As a year around average use 12 hours/day, thus 12hours(5W/sq ft))=60
watt-hours/sq ft/day.

60watt-hours/12volts=5amp-hours/sq ft/day.

To generate 250AH of solar you need 250/5=50sq ft or at least 7 2ftx4ft
panels.

Probably not going to happen unless you build a hard bimini so you have
a place to plant your solar garden.

That's why alternators like the L/N 4800/4805 family exist.

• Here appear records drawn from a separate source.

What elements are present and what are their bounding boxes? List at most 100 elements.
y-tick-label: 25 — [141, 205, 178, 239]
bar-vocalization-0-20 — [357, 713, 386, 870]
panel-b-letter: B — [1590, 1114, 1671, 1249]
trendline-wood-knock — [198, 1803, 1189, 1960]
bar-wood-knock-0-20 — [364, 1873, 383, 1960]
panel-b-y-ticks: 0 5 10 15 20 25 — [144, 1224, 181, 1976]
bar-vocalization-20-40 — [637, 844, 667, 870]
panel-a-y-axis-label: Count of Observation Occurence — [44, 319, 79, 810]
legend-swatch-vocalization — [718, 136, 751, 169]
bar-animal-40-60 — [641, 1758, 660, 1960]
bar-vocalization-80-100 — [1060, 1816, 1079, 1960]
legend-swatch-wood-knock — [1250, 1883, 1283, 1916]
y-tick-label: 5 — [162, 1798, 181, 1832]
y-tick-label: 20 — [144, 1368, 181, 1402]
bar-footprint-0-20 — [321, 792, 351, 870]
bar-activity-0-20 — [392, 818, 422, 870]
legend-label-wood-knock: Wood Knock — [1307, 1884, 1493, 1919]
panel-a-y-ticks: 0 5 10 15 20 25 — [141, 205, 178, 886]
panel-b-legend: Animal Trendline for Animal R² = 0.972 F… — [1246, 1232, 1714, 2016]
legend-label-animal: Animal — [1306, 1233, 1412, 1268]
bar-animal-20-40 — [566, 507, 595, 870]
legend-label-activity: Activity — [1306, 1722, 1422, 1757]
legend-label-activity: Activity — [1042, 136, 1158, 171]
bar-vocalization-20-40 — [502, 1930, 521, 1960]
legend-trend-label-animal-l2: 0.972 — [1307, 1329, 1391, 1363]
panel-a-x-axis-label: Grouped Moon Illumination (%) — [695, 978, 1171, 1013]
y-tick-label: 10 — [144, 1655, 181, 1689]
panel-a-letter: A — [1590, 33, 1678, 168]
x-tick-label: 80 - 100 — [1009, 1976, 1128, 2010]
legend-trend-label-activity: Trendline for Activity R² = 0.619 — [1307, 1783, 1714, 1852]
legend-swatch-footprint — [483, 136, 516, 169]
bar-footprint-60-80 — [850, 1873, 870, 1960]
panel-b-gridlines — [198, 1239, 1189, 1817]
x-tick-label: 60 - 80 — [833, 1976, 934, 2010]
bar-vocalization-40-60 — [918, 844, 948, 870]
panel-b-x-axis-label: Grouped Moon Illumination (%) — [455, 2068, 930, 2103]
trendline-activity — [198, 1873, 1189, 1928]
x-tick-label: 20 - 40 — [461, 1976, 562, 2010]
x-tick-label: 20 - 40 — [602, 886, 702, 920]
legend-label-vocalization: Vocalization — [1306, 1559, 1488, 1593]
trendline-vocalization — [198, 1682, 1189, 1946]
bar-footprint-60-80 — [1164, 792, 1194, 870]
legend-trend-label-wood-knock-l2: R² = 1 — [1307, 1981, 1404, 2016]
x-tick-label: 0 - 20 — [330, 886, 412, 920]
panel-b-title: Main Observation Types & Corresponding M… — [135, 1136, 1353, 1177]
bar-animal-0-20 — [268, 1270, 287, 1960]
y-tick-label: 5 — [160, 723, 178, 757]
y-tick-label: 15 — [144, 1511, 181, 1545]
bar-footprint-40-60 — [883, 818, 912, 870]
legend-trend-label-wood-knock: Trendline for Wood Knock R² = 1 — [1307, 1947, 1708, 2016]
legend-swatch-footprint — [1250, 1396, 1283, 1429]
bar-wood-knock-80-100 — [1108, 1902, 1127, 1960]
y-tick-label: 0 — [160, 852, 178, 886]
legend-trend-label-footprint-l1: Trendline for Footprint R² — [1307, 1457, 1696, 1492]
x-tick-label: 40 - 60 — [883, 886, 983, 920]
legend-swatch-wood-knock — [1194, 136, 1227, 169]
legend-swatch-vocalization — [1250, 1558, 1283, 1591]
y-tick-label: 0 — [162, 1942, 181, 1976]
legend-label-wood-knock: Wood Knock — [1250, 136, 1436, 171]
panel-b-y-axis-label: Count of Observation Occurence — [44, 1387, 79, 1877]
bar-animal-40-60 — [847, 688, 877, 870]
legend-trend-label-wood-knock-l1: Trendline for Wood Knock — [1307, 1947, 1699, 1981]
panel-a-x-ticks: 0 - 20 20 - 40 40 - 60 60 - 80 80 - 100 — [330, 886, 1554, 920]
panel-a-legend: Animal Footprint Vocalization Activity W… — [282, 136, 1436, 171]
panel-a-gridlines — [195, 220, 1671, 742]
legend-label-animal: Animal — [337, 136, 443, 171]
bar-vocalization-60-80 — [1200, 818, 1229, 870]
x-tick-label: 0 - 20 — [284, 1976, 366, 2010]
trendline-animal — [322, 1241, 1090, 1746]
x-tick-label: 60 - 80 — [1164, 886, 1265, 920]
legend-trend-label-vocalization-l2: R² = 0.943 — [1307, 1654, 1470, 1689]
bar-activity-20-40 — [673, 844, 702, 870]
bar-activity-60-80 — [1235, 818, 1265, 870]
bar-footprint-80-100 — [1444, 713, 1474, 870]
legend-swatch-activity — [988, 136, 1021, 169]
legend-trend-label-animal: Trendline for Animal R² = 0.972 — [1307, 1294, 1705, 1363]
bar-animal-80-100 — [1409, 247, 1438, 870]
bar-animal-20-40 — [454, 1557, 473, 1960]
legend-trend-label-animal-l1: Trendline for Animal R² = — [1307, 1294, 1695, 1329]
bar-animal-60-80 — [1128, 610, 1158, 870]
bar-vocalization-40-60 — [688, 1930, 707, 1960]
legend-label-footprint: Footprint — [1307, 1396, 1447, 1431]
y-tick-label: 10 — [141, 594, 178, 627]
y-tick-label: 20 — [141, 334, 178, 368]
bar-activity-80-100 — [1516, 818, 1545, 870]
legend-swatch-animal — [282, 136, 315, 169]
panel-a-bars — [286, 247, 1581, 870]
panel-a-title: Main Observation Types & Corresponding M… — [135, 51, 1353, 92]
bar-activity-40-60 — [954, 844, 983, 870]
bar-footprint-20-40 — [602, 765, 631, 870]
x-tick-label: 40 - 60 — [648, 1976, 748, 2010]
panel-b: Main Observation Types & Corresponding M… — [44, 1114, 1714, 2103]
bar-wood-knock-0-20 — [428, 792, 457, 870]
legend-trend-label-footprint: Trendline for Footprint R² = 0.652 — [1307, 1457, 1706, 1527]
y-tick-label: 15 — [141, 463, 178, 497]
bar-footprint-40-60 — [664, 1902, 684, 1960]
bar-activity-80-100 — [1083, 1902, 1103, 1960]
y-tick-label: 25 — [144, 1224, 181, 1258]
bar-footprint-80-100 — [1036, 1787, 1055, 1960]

Modest size, only 145/165 output depending on model, but either deliver
in excess of 100A at 2,000 alternator.

Ya pays ya money, ya takes ya pick.

Lew

On Jul 31, 12:38 am, Lew Hodgett wrote:

Batteries to a cruising sailor are like clamps to a wood worker, you
can never have too many.

How about 2 alts and 2 banks, use the banks alternately so one is bulk
charged while the other is absorption charged at the same time. Plenty
of redundancy too.

Maybe 2x 75A alts and controllers are cheaper than a 150A alt and
controller.

Also solar will work better with a bank that is between 50-85% state
of charge.

cheers,
Pete.

On Thu, 02 Aug 2007 04:29:11 -0700, Pete C
wrote:

Maybe 2x 75A alts and controllers are cheaper than a 150A alt and
controller.

The battery bank in question is close to 800 AH and can not be
recharged from 40 or 50% depletion in a reasonable length of time by a
75 amp alternator. The main cost of the 200 amp alternator is in the
installation work, also an issue with a dual alternator set up.